Training and Testing:

All large-scale models were fine-tuned from GPT-4 without pretraining with RLHF. Small-scale models were pretrained with significantly less compute but on a specialized dataset called MathMix, enhancing mathematical reasoning capabilities.

Data Collection:

Process supervision required human data-labelers to provide step-level labels for model-generated solutions. The labeling was biased towards incorrect solutions to maximize data utility, a strategy validated through several surrogate ablations.

Results and Discussions

Performance Insights

The results were clear:

Process-Supervised Models:

These models outperformed outcome-supervised models significantly in both large-scale and small-scale setups. They demonstrated higher reliability in selecting correct solutions when evaluating best-of-N samples.

Outcome-Supervised Models:

Although the ORM performed close to majority voting, it was overshadowed by the superior performance of PRMs. The outcome supervision was less effective primarily due to its struggle with credit assignment in multi-step reasoning problems.

Alignment and Safety

The paper discusses several advantages of process supervision in terms of AI alignment:

Interpretable Reasoning:

Since process supervision rewards human-endorsed steps explicitly, the resulting models are more interpretable and their reasoning easier to scrutinize.

Safety:

By directly rewarding aligned chains-of-thought rather than relying on potentially misleading outcome-based signals, it mitigates risks associated with the proxy alignment.
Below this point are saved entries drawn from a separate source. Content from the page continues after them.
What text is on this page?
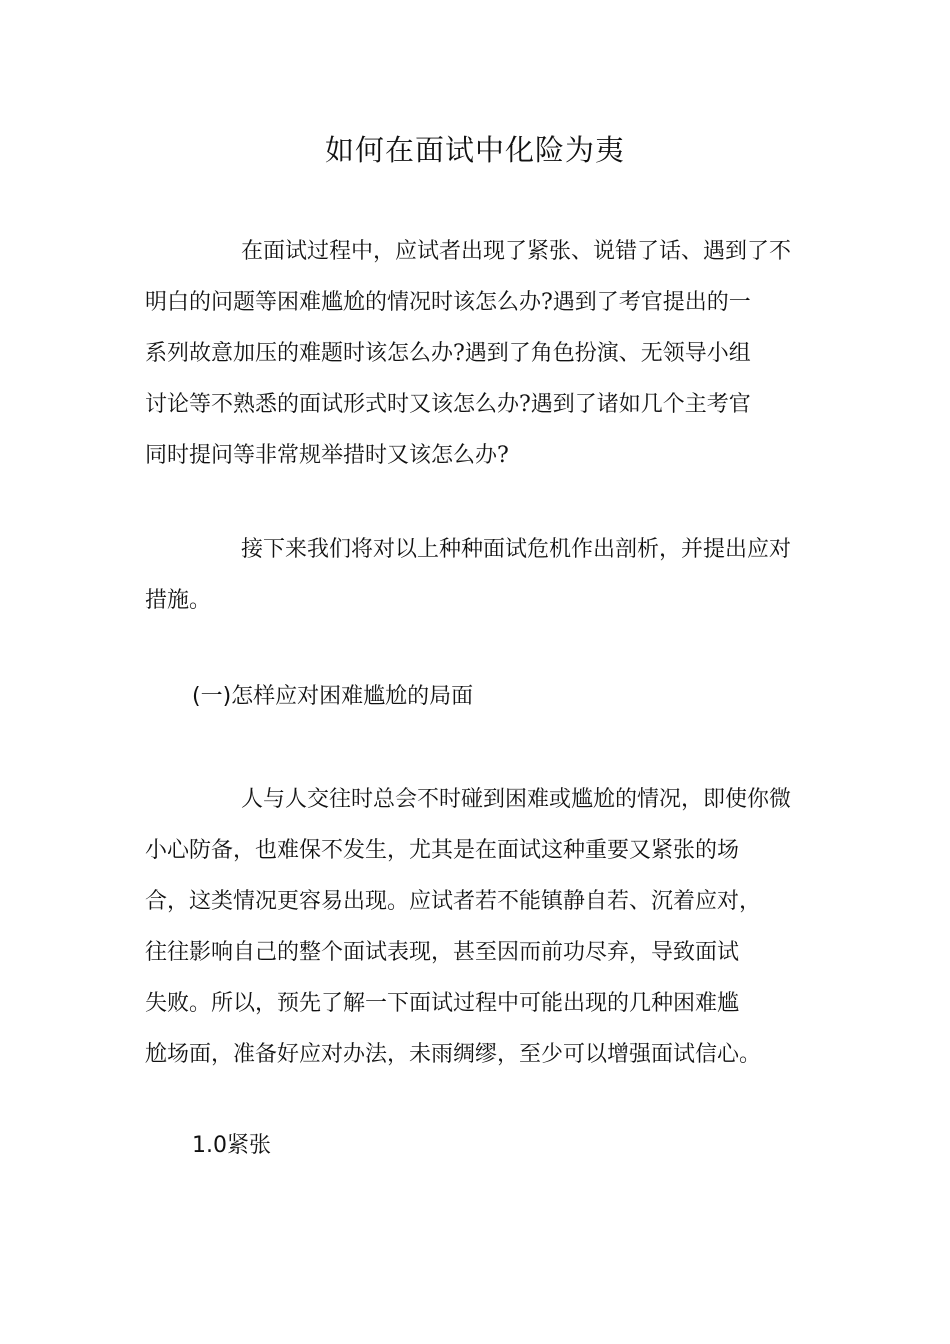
如何在面试中化险为夷
在面试过程中，应试者出现了紧张、说错了话、遇到了不
明白的问题等困难尴尬的情况时该怎么办?遇到了考官提出的一
系列故意加压的难题时该怎么办?遇到了角色扮演、无领导小组
讨论等不熟悉的面试形式时又该怎么办?遇到了诸如几个主考官
同时提问等非常规举措时又该怎么办?
接下来我们将对以上种种面试危机作出剖析，并提出应对
措施。
(一)怎样应对困难尴尬的局面
人与人交往时总会不时碰到困难或尴尬的情况，即使你微
小心防备，也难保不发生，尤其是在面试这种重要又紧张的场
合，这类情况更容易出现。应试者若不能镇静自若、沉着应对，
往往影响自己的整个面试表现，甚至因而前功尽弃，导致面试
失败。所以，预先了解一下面试过程中可能出现的几种困难尴
尬场面，准备好应对办法，未雨绸缪，至少可以增强面试信心。
1.0紧张
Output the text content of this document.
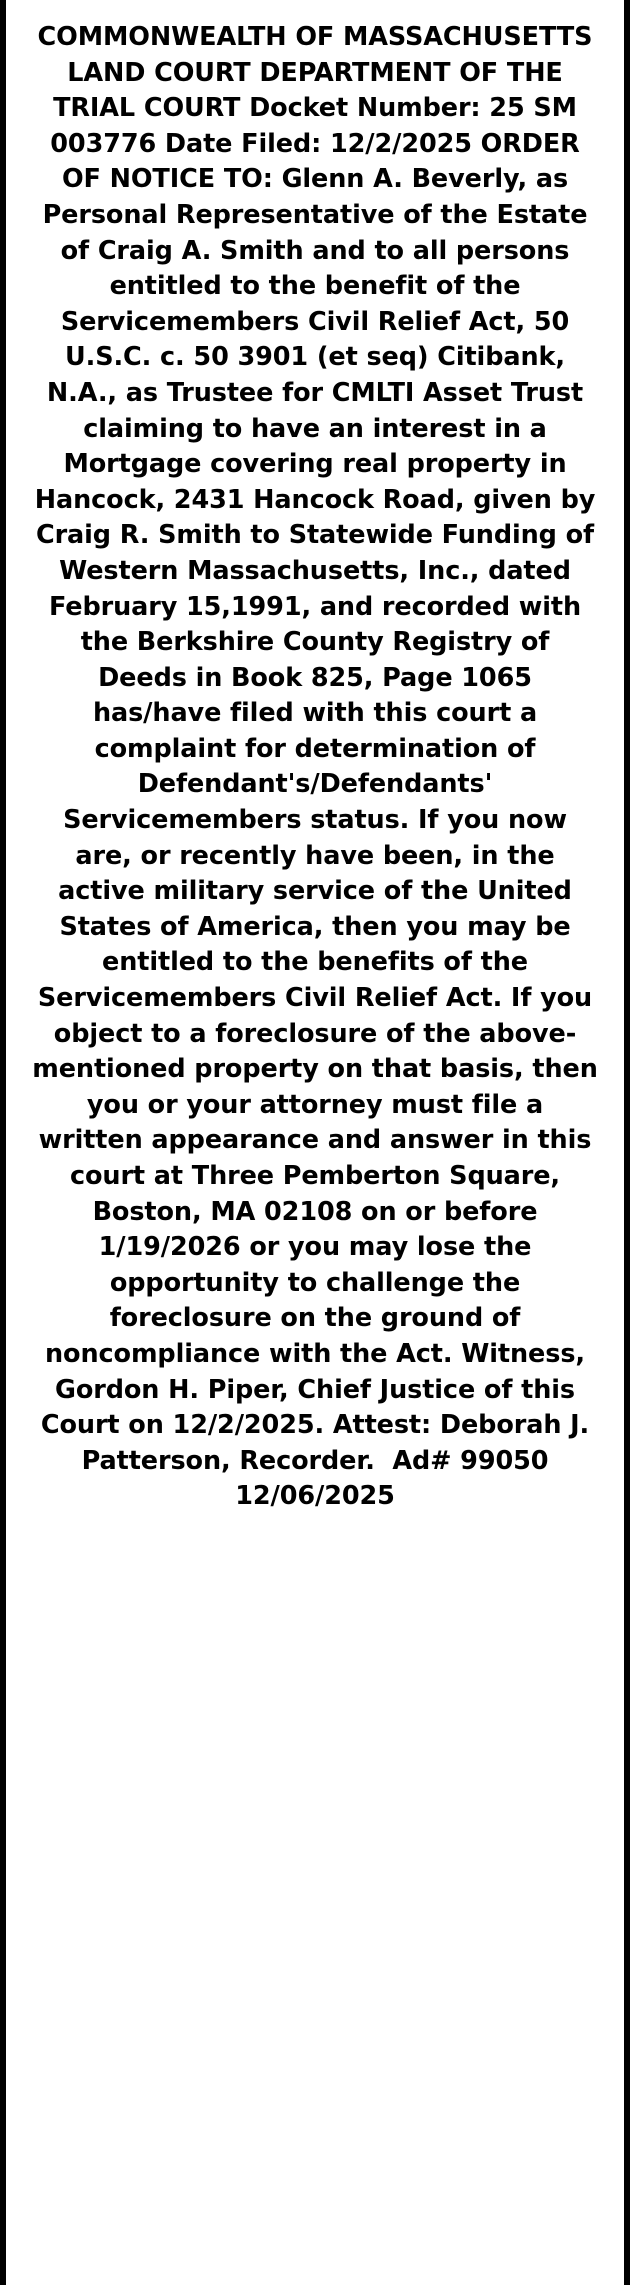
COMMONWEALTH OF MASSACHUSETTS LAND COURT DEPARTMENT OF THE TRIAL COURT Docket Number: 25 SM 003776 Date Filed: 12/2/2025 ORDER OF NOTICE TO: Glenn A. Beverly, as Personal Representative of the Estate of Craig A. Smith and to all persons entitled to the benefit of the Servicemembers Civil Relief Act, 50 U.S.C. c. 50 3901 (et seq) Citibank, N.A., as Trustee for CMLTI Asset Trust claiming to have an interest in a Mortgage covering real property in Hancock, 2431 Hancock Road, given by Craig R. Smith to Statewide Funding of Western Massachusetts, Inc., dated February 15,1991, and recorded with the Berkshire County Registry of Deeds in Book 825, Page 1065 has/have filed with this court a complaint for determination of Defendant's/Defendants' Servicemembers status. If you now are, or recently have been, in the active military service of the United States of America, then you may be entitled to the benefits of the Servicemembers Civil Relief Act. If you object to a foreclosure of the above-mentioned property on that basis, then you or your attorney must file a written appearance and answer in this court at Three Pemberton Square, Boston, MA 02108 on or before 1/19/2026 or you may lose the opportunity to challenge the foreclosure on the ground of noncompliance with the Act. Witness, Gordon H. Piper, Chief Justice of this Court on 12/2/2025. Attest: Deborah J. Patterson, Recorder.  Ad# 99050 12/06/2025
Implications and Future Directions

The implications of this research are profound:

For Training LLMs: The findings suggest that employing process supervision can yield more reliable and aligned models, particularly in domains requiring complex reasoning.
For Data Efficiency: Active learning presents a significant avenue for reducing the cost of human feedback, making the scaling of such techniques practical.
For Broader AI Research: The release of PRM800K is likely to enable subsequent research, potentially investigating the impact of process supervision in other domains.

Conclusion

"Let's Verify Step by Step" provides compelling evidence that process supervision can train more reliable reward models compared to outcome supervision in the context of mathematical reasoning tasks. This research emphasizes the importance of fine-grained feedback and presents a scalable way to collect valuable human data. The implications for AI alignment and model interpretability underscore the importance of these techniques in advancing safe and reliable AI systems. Future work should investigate the generalizability of process supervision to other domains and further refine active learning strategies.